Fill your gardens with flowers. You shouldn’t spend too much time and energy planting annual types of flowers as they will only last one season. Keep these types in a limited area of your garden. For larger areas, go with perennials. That way you will have flowers again next year.
In your organic garden, try using floating row covers to prevent moths from laying eggs on your plants. Floating row covers, which are made from lightweight material that has been specially designed to allow light and water to penetrate them, can be used as an effective cover for your plants to stop moths from laying eggs.
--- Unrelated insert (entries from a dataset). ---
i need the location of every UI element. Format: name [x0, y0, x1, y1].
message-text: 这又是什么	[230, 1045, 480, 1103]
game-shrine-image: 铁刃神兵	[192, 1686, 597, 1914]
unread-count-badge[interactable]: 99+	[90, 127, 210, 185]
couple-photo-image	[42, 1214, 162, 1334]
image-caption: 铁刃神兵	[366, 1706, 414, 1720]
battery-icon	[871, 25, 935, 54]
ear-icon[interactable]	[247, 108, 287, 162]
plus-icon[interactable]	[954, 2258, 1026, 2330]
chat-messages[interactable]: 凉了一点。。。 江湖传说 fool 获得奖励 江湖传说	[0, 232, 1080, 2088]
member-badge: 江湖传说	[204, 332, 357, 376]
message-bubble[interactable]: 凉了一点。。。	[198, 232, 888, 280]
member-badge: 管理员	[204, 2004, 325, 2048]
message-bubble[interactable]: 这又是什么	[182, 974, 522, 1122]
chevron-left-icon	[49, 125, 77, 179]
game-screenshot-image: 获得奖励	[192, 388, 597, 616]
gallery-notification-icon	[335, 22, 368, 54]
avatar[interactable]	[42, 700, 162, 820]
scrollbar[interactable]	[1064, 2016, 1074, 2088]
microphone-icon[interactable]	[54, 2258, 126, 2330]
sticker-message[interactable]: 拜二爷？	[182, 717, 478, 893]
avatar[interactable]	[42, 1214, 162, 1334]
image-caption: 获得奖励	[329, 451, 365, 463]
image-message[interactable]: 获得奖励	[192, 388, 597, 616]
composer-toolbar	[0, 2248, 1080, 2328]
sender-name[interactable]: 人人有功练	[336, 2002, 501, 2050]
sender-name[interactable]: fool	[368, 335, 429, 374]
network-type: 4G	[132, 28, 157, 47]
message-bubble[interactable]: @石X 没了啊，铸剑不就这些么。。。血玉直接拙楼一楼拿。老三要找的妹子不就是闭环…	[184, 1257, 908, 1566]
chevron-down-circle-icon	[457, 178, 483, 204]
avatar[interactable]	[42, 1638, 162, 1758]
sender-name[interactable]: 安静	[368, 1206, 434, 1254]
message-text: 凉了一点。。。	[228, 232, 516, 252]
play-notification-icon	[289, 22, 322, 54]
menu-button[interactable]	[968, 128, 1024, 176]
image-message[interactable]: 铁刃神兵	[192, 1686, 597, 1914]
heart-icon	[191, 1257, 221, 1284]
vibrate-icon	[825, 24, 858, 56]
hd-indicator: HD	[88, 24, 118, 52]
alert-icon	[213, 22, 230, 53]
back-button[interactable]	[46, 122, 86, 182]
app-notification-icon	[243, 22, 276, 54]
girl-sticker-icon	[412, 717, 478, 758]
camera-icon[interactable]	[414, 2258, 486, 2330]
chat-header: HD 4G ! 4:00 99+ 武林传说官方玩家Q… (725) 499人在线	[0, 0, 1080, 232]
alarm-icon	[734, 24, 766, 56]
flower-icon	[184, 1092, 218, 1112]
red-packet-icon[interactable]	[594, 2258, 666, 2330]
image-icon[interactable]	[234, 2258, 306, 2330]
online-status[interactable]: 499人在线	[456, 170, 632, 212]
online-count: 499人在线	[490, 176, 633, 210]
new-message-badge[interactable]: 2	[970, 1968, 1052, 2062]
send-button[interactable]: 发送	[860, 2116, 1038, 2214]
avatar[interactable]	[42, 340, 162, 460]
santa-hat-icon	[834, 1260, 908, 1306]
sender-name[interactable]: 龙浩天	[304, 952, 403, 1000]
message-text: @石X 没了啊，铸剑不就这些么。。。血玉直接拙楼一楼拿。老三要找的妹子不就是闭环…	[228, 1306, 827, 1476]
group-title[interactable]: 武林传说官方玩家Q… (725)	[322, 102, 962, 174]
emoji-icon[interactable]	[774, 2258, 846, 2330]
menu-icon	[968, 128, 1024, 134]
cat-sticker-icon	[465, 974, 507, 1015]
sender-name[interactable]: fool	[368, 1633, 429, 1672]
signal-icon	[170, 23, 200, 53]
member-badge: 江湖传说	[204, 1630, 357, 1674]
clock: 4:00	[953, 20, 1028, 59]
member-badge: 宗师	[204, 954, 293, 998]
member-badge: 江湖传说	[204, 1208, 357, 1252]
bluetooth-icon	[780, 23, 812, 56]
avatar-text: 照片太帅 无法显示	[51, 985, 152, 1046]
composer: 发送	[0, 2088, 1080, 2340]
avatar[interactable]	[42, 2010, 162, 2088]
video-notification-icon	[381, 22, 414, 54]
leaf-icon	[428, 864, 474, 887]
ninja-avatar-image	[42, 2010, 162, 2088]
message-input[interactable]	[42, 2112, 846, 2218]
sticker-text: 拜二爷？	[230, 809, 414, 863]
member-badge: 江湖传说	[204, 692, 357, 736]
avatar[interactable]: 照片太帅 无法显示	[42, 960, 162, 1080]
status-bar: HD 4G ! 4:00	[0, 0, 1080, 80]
This helps to protect your plants from caterpillar damage later in the growing season.
The best way to spread mulch on your organic garden is with a flat-headed rake. A flat-headed rake is effectively two tools in one. You can use the tined side to distribute mulch over fresh areas. When you flip the rake over, its flat side makes an efficient tool for smoothing your mulch and making sure it is distributed evenly.
Grow organic herbs to add some flavor to your cooking and brighten up your yard. Herbs make great landscape plants: add them to a bed or pot in your yard. They are wonderful to flavor foods you cook, offer fragrance, and have medicinal properties. Herbs are very easy to grow and actually thrive on neglect.
Are you more informed when it comes to organic gardening? Do you have a gardening technique or do you have a better gardening technique now? Can you now use things that work with your organic garden? Hopefully, the tips above should have given you advice on growing a better organic garden.